Reduction half-reaction: H2 → N2O (Assume hydrogen is balancing with water)

Step 3: Balance the atoms other than hydrogen and oxygen in each half-reaction.

Oxidation half-reaction: 2NO2− → 2N2O

Reduction half-reaction: 2H2 → 4H2O

Step 4: Balance the oxygen atoms by adding water to the side that needs more oxygen.

Oxidation half-reaction: 2NO2− → 2N2O + 2OH−

Reduction half-reaction: 2H2 + 2OH− → 4H2O

Step 5: Balance the hydrogen atoms by adding hydrogen ions (H+) to the side that needs more hydrogen.

Oxidation half-reaction: 2NO2− + 4H+ → 2N2O + 2OH−

Reduction half-reaction: 2H2 + 2OH− → 4H2O

Step 6: Balance the charges by adding electrons (e-) to the side that has a higher positive charge.

Oxidation half-reaction: 2NO2− + 4H+ + 6e- → 2N2O + 2OH−

Reduction half-reaction: 2H2 + 2OH− → 4H2O + 4e-

Step 7: Multiply the half-reactions by appropriate coefficients to make the number of electrons in both reactions equal.
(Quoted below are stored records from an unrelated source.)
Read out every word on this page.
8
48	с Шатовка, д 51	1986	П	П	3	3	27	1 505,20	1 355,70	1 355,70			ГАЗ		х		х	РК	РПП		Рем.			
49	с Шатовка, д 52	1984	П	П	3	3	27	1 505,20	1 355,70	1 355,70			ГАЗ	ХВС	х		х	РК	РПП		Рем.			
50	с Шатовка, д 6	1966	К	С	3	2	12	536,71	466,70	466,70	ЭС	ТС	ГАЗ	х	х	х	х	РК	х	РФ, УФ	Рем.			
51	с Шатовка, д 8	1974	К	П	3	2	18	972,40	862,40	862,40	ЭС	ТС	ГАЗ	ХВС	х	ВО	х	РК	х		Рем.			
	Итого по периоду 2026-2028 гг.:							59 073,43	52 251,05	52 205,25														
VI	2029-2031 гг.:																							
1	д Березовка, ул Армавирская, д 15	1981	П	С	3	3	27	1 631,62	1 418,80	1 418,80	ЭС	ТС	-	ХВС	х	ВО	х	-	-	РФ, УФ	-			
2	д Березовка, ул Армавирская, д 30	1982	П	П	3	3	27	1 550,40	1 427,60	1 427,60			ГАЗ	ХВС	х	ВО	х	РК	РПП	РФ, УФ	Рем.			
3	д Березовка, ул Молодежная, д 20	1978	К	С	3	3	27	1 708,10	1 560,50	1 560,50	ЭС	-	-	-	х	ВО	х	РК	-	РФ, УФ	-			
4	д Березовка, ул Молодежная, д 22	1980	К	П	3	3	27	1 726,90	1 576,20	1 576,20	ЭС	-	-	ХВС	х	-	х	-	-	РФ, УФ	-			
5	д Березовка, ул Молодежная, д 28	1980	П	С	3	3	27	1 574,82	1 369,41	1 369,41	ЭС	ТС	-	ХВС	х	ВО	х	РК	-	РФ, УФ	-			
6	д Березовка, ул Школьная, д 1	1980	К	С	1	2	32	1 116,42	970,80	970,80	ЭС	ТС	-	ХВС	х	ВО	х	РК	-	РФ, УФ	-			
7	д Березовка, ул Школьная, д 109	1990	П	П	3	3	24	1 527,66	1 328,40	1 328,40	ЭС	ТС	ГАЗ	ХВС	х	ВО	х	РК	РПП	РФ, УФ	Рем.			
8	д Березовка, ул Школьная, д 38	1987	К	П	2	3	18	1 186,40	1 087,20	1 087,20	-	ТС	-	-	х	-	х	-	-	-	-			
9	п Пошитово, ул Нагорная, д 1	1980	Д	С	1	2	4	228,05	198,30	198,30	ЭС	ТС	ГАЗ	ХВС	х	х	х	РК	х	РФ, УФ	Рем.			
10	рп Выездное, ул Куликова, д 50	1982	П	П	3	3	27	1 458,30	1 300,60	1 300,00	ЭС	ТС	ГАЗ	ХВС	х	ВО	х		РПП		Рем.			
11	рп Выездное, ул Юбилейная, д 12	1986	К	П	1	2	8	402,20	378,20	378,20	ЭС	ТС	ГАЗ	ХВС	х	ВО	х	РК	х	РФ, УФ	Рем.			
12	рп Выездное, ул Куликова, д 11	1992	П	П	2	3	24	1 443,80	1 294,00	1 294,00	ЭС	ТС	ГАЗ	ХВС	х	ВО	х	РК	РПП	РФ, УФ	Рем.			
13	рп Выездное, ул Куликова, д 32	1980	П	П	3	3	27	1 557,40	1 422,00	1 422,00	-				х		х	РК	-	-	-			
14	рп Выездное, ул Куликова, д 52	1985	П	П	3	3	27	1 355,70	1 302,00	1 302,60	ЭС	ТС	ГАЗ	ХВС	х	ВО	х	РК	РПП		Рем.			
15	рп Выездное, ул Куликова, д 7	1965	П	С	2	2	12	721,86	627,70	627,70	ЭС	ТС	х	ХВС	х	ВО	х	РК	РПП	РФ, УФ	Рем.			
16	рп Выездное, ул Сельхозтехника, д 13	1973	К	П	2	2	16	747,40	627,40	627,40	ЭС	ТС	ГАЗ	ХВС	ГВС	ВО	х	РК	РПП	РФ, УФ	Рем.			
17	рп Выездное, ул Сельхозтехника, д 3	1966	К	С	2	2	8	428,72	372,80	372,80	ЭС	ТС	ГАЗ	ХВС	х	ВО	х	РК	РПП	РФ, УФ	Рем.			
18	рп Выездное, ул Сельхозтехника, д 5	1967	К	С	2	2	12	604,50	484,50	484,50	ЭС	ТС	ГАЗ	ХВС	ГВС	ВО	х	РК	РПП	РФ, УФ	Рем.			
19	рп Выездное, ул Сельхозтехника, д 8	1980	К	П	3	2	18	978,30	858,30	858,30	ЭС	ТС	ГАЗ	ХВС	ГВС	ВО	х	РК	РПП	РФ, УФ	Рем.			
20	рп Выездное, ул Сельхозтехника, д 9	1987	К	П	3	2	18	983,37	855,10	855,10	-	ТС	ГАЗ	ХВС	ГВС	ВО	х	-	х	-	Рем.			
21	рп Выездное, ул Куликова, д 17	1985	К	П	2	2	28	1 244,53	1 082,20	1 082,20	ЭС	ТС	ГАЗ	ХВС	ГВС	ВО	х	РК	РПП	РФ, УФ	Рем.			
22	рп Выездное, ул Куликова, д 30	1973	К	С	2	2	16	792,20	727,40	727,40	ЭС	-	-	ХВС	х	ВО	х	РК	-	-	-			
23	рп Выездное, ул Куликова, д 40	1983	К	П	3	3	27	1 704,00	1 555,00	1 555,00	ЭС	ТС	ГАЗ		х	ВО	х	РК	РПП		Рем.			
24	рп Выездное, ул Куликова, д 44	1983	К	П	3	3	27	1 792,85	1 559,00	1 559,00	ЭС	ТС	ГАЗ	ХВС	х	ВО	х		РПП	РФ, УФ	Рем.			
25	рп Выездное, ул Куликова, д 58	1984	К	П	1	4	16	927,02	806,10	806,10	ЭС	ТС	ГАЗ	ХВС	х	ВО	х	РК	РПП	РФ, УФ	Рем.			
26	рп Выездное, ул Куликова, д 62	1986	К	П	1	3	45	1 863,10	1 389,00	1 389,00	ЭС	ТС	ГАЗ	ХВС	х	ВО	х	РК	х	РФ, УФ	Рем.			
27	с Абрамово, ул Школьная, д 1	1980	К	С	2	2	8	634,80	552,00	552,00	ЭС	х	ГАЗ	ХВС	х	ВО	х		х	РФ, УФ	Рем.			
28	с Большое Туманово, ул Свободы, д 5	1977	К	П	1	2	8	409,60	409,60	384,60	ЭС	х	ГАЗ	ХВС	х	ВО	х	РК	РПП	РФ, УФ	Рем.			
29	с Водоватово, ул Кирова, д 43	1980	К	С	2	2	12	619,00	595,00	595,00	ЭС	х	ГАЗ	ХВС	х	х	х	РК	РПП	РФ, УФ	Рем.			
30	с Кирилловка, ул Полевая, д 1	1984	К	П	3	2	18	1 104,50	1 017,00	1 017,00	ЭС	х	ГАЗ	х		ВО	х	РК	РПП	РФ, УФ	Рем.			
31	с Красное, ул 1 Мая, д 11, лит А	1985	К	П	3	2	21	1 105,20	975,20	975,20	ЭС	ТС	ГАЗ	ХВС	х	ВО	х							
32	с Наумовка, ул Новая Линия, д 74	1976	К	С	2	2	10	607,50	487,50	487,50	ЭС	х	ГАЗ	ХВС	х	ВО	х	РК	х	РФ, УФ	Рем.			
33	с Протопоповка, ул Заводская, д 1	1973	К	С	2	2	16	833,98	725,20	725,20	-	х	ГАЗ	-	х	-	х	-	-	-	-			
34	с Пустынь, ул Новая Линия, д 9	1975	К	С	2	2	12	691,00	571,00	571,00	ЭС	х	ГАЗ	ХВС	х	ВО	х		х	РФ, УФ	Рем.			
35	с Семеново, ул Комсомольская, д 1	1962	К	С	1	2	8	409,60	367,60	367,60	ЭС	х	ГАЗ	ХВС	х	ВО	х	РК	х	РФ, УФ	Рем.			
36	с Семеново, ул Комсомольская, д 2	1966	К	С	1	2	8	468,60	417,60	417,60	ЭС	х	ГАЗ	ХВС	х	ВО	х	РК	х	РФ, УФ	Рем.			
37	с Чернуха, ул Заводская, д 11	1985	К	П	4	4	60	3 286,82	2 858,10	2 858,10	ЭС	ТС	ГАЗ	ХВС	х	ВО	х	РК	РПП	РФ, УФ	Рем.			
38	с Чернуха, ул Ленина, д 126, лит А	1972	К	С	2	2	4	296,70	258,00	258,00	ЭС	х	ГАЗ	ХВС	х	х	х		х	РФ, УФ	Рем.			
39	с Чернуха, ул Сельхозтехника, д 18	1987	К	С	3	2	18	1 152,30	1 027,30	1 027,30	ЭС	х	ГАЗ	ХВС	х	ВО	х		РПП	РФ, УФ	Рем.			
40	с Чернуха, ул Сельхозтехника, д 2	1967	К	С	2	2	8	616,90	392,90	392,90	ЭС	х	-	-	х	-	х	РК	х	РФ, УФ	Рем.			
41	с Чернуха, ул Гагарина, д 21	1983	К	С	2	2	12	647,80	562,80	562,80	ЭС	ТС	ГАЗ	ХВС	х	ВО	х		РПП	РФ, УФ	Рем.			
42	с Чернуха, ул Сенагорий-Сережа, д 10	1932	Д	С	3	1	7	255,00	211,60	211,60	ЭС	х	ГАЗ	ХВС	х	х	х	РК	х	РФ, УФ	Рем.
Oxidation half-reaction: 2NO2− + 4H+ + 6e- → 2N2O + 2OH−

Reduction half-reaction: 2H2 + 2OH− + 4e- → 4H2O + 4e-

Step 8: Add the two half-reactions together and cancel out any common species.

Oxidation half-reaction: 2NO2− + 4H+ + 6e- → 2N2O + 2OH−

Reduction half-reaction: 2H2 + 2OH− + 4e- → 4H2O + 4e-

Net reaction: 2NO2− + 2H2 → 2N2O + 4H2O

To balance the given equation in basic solution, we need to make sure that the number of atoms on both sides of the equation is equal and that the charges are balanced. Here's how you can balance it step by step:

1. Start by balancing the atoms other than hydrogen and oxygen. In this case, we have nitrogen (N) on both sides, so that's already balanced.

NO2− + H2 → N2O

2. Balance oxygen atoms by adding water (H2O) molecules to the side that needs more oxygen atoms. Since the nitrogen dioxide ion (NO2-) has one oxygen atom, we need to add a water molecule (H2O) to balance the oxygen atoms on the left-hand side.

NO2− + H2O + H2 → N2O

3. Now, let's balance the hydrogen atoms. On the left-hand side, there are two hydrogen atoms in the H2 molecule, while on the right-hand side, there are four hydrogen atoms in the water (H2O) and hydrogen (H2) molecules. To balance the hydrogens, we need to add two hydroxide ions (OH-) to the left-hand side.

NO2− + H2O + H2 + 2OH- → N2O

4. Now, examine the charges. On the left-hand side, the nitrite ion (NO2-) has a charge of -1, while the hydroxide ions (OH-) have a charge of -1 each. So, the total charge on the left-hand side is -1 -1 = -2. On the right-hand side, the nitrous oxide (N2O) is neutral (charge of 0). To balance the charges, we need to add two electrons (e-) to the left-hand side.

NO2− + H2O + H2 + 2OH- + 2e- → N2O

Now, we have successfully balanced the equation in basic solution.

Oxidation reaction: NO2- → N2O + 2e-
Reduction reaction: H2 + 2OH- → 2H2O + 2e-
Net reaction: NO2- + H2 + 2OH- → N2O + 2H2O

3H2O + 4e + 2NO2^- ==> N2O + 6OH^-

4OH^- + H2 ==> 2OH^- + 2e + 2H2O which becomes
2OH^- +H2 ==> 2e + 2H2O

For balanced equation multiply the 1st one by 1 and the last one by 2 and add the two. Check my work.